Creamy Italian-Style Tomato Soup
From: Mylene, Drummondville, Quebec, Canada
Comments: An excellent heart-warming soup to on a freezing January evening.
Servings: 4
  • 1 [28-ounce] can undrained whole tomatoes
  • 2 teaspoons [10 mL] vrigin olive oil
  • 3 cloves garlic, finely chopped
  • 1 small yellow onion, chopped [approximately 1/2 cup - 125 mL]

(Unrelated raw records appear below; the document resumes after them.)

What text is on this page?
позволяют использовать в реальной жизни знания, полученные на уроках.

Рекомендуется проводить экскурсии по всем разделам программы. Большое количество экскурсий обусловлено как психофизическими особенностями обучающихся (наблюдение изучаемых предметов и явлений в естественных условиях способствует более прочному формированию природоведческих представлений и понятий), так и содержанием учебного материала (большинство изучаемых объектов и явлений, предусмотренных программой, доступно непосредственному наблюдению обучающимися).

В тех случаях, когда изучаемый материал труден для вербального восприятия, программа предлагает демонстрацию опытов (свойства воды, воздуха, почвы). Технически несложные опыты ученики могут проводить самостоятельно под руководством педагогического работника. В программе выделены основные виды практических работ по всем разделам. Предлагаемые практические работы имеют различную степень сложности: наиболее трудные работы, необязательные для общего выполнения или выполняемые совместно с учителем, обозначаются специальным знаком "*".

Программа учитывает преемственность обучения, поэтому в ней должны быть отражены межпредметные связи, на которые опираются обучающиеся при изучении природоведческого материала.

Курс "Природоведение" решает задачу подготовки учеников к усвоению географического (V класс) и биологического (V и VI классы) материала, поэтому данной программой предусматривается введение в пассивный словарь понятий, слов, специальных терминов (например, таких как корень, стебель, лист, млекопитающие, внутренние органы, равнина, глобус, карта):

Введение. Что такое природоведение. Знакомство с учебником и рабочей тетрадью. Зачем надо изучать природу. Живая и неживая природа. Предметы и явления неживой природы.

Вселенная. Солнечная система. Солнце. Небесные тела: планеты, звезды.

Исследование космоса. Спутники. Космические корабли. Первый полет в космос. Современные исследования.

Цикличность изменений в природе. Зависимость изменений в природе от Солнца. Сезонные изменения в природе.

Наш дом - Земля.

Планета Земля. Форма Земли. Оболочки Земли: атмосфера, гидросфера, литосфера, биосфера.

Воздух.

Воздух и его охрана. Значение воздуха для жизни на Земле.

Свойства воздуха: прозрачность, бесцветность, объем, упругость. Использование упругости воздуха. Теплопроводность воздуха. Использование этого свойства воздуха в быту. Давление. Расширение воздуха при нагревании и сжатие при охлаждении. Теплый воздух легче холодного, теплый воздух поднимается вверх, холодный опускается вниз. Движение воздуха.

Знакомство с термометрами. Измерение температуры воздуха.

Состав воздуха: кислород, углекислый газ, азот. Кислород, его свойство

  • 2 cups [500 mL] chicken broth
  • 1 medium carrot, peeled then chopped
  • 3/4 cup [190 mL] celery dices
  • 4 ounces [113 g] pasta noodles such as tiny shells or elbow macaroni
  • 2 tablespoons [30 mL] freshly chopped parsley
  • 1/4 teaspoon [1 mL] freshly ground black pepper
  • Freshly chopped parsley, to garnish
  • Into a strainer, drain tomatoes over a small bowl; reserve tomatoes and juice separately.
  • Into the bowl of a blender or a food processor, puree drained tomatoes.
  • Into a casserole, heat olive oil over medium-low heat.
  • Soften together chopped garlic and onion stirring often for approximately 2 minutes.
  • Stir in tomato puree.
  • Leave to simmer over low heat stirring from time to time, for 10 minutes.
  • Stir in reserve drained tomato juice, chicken broth, chopped carrot, celery dices, pasta noodles, 2 tablespoons [30 mL] freshly chopped parsley and freshly ground black pepper.
  • Leave soup to simmer until vegetables are soft yet still a little crunchy, for 25 to 30 minutes.
  • Serve soup, topped with freshly chopped parsley.